Declaration of funding

This study was sponsored Eli Lilly and Company, Indianapolis, Indiana, USA. The SAMURAI and SPARTAN clinical trials, which were the source of the data analyzed, were funded by CoLucid Pharmaceuticals, Inc. CoLucid is a wholly owned subsidiary of Eli Lilly and Company.

Declaration of financial/other relationships

LC has received personal compensation for serving as a consultant for Allergan/AbbVie, Alder/Lundbeck, Amneal, Biohaven, Satsuma and Teva; is on the advisory panel for Ctrl M Health (stock); received grant support from the Disparities in Headache Advisory Council; served as an Expert Witness for Vaccine Injury Compensation Program. He is a non-compensated associate editor for Headache: The Journal of Head and Face Pain and serves as a non-compensated Board Member-at-Large for the Alliance for Headache Disorders Advocacy and the Clinical Neurological Society of America. ED, Sonja B, Simin B are employees and stockholders of Eli Lilly and Company. BSE has no conflicting interests. Peer reviewers on this manuscript have no relevant financial or other relationships to disclose.

Author contributions

Conception: LC, ED, Simin B; design: ED: data analysis: Simin B; interpretation of the data: all authors; drafting of the paper: all authors; critical revisions for intellectual content: all authors; final version approval to be published: all authors; all authors agree to be accountable for all aspects of the work.

Acknowledgements

The authors thank the study participants and investigators who participated in the lasmiditan studies. The authors would also like to express their gratitude to Sinéad Ryan (employee of Eli Lilly and Company) for medical writing support.

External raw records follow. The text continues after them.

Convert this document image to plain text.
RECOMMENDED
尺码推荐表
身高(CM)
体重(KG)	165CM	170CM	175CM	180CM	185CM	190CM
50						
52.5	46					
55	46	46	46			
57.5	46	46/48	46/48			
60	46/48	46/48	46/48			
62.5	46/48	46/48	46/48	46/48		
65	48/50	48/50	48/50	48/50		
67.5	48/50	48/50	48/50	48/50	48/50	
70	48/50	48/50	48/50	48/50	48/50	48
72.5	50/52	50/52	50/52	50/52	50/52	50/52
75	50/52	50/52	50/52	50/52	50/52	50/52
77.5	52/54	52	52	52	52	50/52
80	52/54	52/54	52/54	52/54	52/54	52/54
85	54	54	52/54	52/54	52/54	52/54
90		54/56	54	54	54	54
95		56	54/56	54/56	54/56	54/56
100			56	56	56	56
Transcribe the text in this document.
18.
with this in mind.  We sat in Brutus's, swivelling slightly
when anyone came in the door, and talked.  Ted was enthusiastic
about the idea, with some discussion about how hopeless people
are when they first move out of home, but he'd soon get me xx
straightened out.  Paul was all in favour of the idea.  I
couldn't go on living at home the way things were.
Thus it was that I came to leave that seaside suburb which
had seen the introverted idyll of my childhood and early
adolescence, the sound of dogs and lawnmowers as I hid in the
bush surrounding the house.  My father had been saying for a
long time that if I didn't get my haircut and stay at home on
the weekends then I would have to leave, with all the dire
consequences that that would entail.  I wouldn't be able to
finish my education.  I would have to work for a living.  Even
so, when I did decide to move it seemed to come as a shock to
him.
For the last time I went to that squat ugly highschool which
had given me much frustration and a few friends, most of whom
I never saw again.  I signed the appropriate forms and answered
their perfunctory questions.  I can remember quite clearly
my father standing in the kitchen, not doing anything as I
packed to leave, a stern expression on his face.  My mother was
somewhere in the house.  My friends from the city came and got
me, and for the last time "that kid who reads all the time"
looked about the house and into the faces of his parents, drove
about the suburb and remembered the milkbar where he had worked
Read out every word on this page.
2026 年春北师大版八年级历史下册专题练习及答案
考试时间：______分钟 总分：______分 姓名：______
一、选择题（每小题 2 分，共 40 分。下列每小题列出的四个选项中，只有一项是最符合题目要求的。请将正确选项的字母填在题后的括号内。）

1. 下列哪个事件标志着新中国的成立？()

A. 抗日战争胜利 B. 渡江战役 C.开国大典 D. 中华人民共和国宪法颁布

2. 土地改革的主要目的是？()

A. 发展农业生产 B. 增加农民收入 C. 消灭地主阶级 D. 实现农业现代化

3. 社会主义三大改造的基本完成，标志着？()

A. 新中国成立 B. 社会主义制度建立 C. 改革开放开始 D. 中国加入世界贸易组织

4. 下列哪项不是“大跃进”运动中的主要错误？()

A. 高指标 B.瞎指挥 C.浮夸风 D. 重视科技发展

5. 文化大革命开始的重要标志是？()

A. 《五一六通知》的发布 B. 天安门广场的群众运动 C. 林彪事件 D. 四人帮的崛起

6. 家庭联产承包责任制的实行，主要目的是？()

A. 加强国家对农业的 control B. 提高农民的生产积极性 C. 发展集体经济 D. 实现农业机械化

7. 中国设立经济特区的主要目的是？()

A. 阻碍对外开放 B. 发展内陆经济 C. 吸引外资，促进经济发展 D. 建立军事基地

Data availability statement

Lilly provides access to all individual participant data collected during the trial, after anonymization, with the exception of pharmacokinetic or genetic data. Data are available to request 6 months after the indication studied has been approved in the US and EU and after primary publication acceptance, whichever is later. No expiration date of data requests is currently set once data are made available. Access is provided after a proposal has been approved by an independent review committee identified for this purpose and after receipt of a signed data sharing agreement. Data and documents, including the study protocol, statistical analysis plan, clinical study report, blank or annotated case report forms, will be provided in a secure data sharing environment. For details on submitting a request, see the instructions provided at www.vivli.org.